SUAZIS TAMBÉM QUEREM VISTOS
Porque o tema aflige a quase todos os moçambicanos que por cá se encontram, fomos à Embaixada de Moçambique onde o solícito embaixador Luís Silva indicou que a falta de documentação de base, nomeadamente Registo de Nascimento, Cédula Pessoal ou Bilhete de Identidade é que torna a situação dos cerca de 20 mil moçambicanos aqui residentes bastante difícil.
“O que começa a tornar difícil o relacionamento entre os moçambicanos e suazis é que estes últimos já despertaram para a realidade e começam a se envolver no negócio informal, coisa que antes desprezavam. Essa disputa aguça as rivalidades”, disse.
Segundo o embaixador, as dificuldades de acesso ao visto de trabalho e residência já estão a ser discutidas ao nível da Comissão Mista de Trabalho que envolve altos quadros dos ministérios do Interior dos dois países, ao nível das direcções de Migração e de Identificação Civil.
“O que nos anima é que já não são apenas os moçambicanos que procuram por este tipo de vistos, mas também os suazis querem viver e trabalhar em Moçambique, sobretudo na área do açúcar porque possuem muita experiência nesta matéria e começa a haver um declínio na produção local”, revelou.
Entretanto, e ao contrário das autoridades suazis, Moçambique não coloca barreiras para além do que está estatuído no que tange ao acesso ao visto de trabalho e residência. “Se o requerente respeita a todos os requisitos não temos alternativa. Damos o visto”, disse o embaixador.
Conforme observamos, o governo suazi coloca obstáculos para a concessão de vistos porque entende que quem quer viver neste país deve desenvolver alguma actividade que nenhum nativo seja capaz de realizar. Assim, quem alega que quer vender fruta, ser mecânico, carpinteiro, serralheiro, motorista, vender roupa, entre outros o género, nunca é autorizado, porque isso, qualquer um pode fazer.
“No primeiro encontro que tivemos chegamos à conclusão de que era preciso ir buscar a experiência que existe entre a África do Sul e o Zimbabwe e, tudo indica que na primeira quinzena de Fevereiro iremos reunir e buscar consensos porque esta matéria aflige a nossa comunidade e começa a afligir a eles”, frisou.
No que se refere ao tratamento que a polícia local dá aos moçambicanos, Luís Silva explicou que nos últimos tempos há um abrandamento da pressão sobre os indocumentados pois, antes prendiam e deportavam. “Agora são mais tolerantes”, admite.
Um dos momentos tidos como difícil para quem está neste país de forma ilegal é quando o Rei pretende fazer visitas às comunidades.
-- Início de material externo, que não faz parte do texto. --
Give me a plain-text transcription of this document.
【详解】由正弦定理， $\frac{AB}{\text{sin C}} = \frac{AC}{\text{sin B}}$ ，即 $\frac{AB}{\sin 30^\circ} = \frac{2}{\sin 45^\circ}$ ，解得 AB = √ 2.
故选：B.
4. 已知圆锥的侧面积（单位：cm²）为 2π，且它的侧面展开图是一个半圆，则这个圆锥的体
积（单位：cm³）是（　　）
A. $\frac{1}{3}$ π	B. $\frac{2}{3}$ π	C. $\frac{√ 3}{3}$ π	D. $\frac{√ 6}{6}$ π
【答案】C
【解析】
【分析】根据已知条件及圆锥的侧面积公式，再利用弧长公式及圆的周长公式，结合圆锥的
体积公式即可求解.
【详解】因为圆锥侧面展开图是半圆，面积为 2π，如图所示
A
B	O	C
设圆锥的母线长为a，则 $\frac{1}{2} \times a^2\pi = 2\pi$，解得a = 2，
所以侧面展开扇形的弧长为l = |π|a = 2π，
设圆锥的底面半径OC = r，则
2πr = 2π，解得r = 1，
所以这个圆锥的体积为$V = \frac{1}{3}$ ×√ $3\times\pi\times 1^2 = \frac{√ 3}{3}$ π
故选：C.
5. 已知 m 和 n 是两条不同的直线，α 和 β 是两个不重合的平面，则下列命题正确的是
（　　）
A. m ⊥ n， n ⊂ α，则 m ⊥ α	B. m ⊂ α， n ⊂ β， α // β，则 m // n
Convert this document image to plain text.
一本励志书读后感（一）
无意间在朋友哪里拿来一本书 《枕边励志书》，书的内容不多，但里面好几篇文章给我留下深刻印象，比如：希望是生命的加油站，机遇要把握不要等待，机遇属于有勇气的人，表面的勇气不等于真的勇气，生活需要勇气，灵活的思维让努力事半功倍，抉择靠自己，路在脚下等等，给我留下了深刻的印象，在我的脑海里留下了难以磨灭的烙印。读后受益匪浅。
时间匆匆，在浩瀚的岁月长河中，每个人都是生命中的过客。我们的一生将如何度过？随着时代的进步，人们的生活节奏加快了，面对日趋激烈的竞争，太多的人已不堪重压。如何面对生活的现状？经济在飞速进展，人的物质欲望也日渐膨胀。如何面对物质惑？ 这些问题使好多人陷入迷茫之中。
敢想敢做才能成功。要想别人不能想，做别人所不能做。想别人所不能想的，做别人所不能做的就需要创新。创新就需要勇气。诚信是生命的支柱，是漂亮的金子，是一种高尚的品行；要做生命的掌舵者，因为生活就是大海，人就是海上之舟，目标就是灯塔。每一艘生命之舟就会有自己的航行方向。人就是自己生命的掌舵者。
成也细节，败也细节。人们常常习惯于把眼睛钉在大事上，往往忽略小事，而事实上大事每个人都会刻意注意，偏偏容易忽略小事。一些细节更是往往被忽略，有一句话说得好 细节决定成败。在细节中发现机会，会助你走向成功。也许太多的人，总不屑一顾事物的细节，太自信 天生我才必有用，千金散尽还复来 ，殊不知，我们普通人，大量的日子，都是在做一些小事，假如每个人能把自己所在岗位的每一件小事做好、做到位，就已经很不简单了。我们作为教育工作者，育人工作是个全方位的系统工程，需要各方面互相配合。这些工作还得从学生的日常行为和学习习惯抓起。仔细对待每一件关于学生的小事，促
Segundo nos foi relatado, aí a polícia vem à rua e recolhe a todos os que não tem a situação regularizada.
PRESOS NO ESTRANGEIRO
Mas, não são só os indocumentados que experimentam o sabor amargo de “viver de favor”. Segundo o embaixador Luís Silva há muitos moçambicanos que enfrentam a barra do tribunal por serem acusados de crimes de diversa índole e, o que mais preocupa é o aumento queixas de estupro.
“Pensamos que deve haver má-fé por parte da comunidade acolhedora que descobriu nisto uma oportunidade de se livrar de quem não gostam. Por outro lado, eles sabem que este tipo de crime é facilmente aceite pelas autoridades policiais que punem de forma severa, com penas que vão dos 17 a 20 anos”, disse.
Com efeito, a maior parte dos processos que estão a ser tramitados nas estâncias policiais e judiciais, que envolvem moçambicanos, estão relacionados com estupros em situações em que o suposto ofensor finca-pé afirmando que havia um relacionamento amoroso e que todos os contactos sexuais eram consentidos. Mas, ao que percebemos, a investigação é superficial e sempre culmina com a condenação do moçambicano (legal ou ilegal).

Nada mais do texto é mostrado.